Sys_CARE

Systems medicine investigation of alternative splicing in Cardiac and Renal Diseases

Alternative splicing (AS) is a biological mechanism by which different transcripts (RNA copies of a DNA segment) and ultimately different proteins can be formed from the same DNA sequence (gene). AS is known to be causally involved in several diseases. Aberrations of AS can influence the cellular machinery on multiple molecular scales, albeit the impact of each individual event is likely to be subtle. A systematic analysis of the association between alterations in AS and particular diseases is still lacking.
To tackle this, Sys_CARE brings together expertise from biomedical research and clinical practise (University Medicine Greifswald) as well as computational biology (Technical University of Munich and Helmholtz Institute for Pharmaceutical Research Saarland) to establish the first systems medicine view on AS.
Sys_CARE will analyze a large set of multi-Omics data in the context of molecular interaction networks. As a first step, transcripts will be identified that are significantly more abundant in patients affected by two major human diseases, dilated cardiomyopathy (DCM) and hypertensive nephrosclerosis (HN). Alternatively spliced isoforms will be characterized with a focus on their potential to form protein complexes. Based on this, we will predict changes in protein-protein interaction networks affecting disease development. De novo network enrichment methods will allow us to integrate gene expression data with these networks to study how AS affects cellular mechanisms and regulatory programs.
In parallel, we will investigate AS events in time-course studies using mouse and zebrafish models of DCM and HN, respectively. This will allow us to directly compare insights across organisms and to validate our findings with temporal resolution of disease development, in order to test if and how AS is causally involved.

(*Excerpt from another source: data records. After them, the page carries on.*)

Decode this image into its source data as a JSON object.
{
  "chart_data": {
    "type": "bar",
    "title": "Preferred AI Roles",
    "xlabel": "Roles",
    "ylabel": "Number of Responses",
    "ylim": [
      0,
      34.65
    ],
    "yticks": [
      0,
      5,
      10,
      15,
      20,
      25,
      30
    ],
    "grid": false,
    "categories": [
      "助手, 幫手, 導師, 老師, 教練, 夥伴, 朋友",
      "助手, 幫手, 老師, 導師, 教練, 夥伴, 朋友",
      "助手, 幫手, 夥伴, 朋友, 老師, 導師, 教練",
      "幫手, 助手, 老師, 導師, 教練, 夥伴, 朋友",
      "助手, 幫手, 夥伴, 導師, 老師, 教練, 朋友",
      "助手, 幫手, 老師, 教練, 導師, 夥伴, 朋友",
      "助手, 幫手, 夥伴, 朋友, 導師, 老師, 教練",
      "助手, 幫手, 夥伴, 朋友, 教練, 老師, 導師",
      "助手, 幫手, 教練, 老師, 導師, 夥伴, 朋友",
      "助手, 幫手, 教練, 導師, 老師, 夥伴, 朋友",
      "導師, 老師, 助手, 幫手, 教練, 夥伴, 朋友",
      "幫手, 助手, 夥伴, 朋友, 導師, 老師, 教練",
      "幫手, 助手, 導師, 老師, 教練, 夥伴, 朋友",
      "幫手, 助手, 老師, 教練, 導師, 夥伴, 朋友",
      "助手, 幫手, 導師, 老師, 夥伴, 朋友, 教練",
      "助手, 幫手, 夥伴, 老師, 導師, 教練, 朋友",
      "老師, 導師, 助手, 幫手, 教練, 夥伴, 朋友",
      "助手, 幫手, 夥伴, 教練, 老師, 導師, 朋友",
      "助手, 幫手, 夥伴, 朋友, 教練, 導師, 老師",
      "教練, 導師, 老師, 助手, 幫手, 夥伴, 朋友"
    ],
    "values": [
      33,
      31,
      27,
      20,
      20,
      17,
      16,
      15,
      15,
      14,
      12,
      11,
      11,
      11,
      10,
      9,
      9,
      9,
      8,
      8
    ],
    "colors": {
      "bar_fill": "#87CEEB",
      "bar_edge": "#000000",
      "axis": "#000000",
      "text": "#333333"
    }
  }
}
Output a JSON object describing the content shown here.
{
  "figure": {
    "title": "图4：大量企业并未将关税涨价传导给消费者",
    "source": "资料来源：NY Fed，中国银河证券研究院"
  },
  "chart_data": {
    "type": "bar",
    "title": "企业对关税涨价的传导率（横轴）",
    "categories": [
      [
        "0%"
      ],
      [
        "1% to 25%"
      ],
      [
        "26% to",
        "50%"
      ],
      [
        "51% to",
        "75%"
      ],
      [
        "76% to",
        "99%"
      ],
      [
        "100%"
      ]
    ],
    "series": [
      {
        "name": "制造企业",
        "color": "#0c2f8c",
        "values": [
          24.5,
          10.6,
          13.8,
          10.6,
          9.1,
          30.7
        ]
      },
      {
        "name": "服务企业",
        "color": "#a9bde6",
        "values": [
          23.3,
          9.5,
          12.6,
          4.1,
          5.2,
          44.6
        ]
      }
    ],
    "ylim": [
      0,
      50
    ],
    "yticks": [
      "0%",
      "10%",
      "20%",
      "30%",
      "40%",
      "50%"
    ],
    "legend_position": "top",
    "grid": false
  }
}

Project organization in Sys_CARE: interactions of four different subprojects focused on the identification of alternative splicing associated network modules.

Finally, the results obtained in silico will be verified in vitro and in vivo. Experimental results will be used to iteratively refine our network analysis methodology. We expect that the insights we gain in Sys_CARE regarding the role of AS in DCM and HN will have translational potential for the advancement of precision medicine, as AS can be influenced therapeutically, e.g. via antisense oligonucleotides.

The Sys_CARE project aims at understanding disease-associated alternative splicing events on a mechanistic level. DCM and HN cohorts are compared to a population-based cohort (SHIP) to identify common as well as unique alternative splicing events. Additionally, animal models will be investigated temporally to gain insights into disease progression.